Grate marzipan. Sift 80 g icing sugar and 30 g flour over it. Add egg white. Knead to a smooth dough.
Colour half the dough red. Roll out the doughs separately between 2 lightly floured layers of baking paper to a thin rectangle (approx. 15 x 18 cm). Remove the upper paper in each case. Brush one dough sheet with water.
Carefully turn over the other sheet of dough using the paper. Put the double pastry sheet in a cool place for about 1 hour.
In the meantime boil the almonds briefly in water, then quench. Squeeze the seeds out of the skin and cut them in half lengthwise.
Preheat oven (electric cooker: 150 °C/circulating air: 125 °C/gas: see manufacturer). Pull paper from the dough sheet. Divide the plate into thirds lengthwise. Spread a thin layer of water on the surface. Place the third of the dough on top of each other.

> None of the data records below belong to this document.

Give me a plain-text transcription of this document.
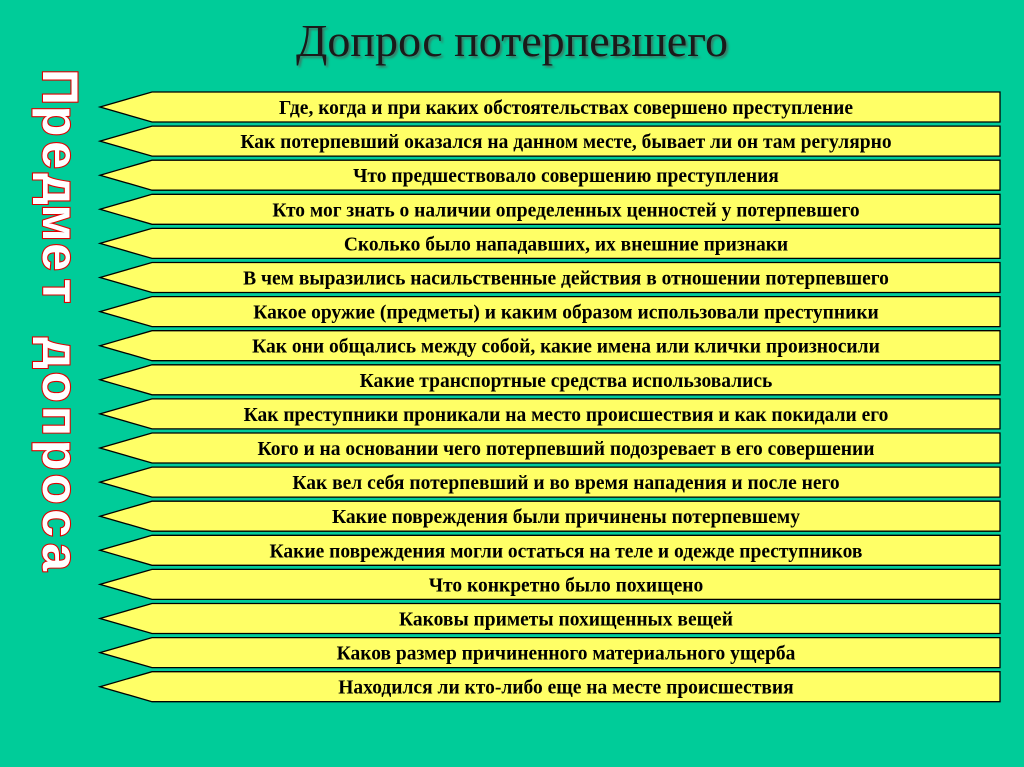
Допрос потерпевшего
Где, когда и при каких обстоятельствах совершено преступление
Как потерпевший оказался на данном месте, бывает ли он там регулярно
Что предшествовало совершению преступления
Кто мог знать о наличии определенных ценностей у потерпевшего
Сколько было нападавших, их внешние признаки
В чем выразились насильственные действия в отношении потерпевшего
Какое оружие (предметы) и каким образом использовали преступники
Как они общались между собой, какие имена или клички произносили
Какие транспортные средства использовались
Как преступники проникали на место происшествия и как покидали его
Кого и на основании чего потерпевший подозревает в его совершении
Как вел себя потерпевший и во время нападения и после него
Какие повреждения были причинены потерпевшему
Какие повреждения могли остаться на теле и одежде преступников
Что конкретно было похищено
Каковы приметы похищенных вещей
Каков размер причиненного материального ущерба
Находился ли кто-либо еще на месте происшествия
П
р
е
д
м
е
т
д
о
п
р
о
с
а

Cut lengthwise into 3 strips (each approx. 2 x 15 cm). Cut each strip into pieces of approx. 1 cm. Place on a baking tray lined with baking paper. Bake in a hot oven for about 20 minutes. Take out and let cool down.
For the icing, stir lemon juice and 75 g icing sugar until smooth. Coat the Bethmännchen with the icing. Place the almond halves on top and press down gently. Let the icing dry.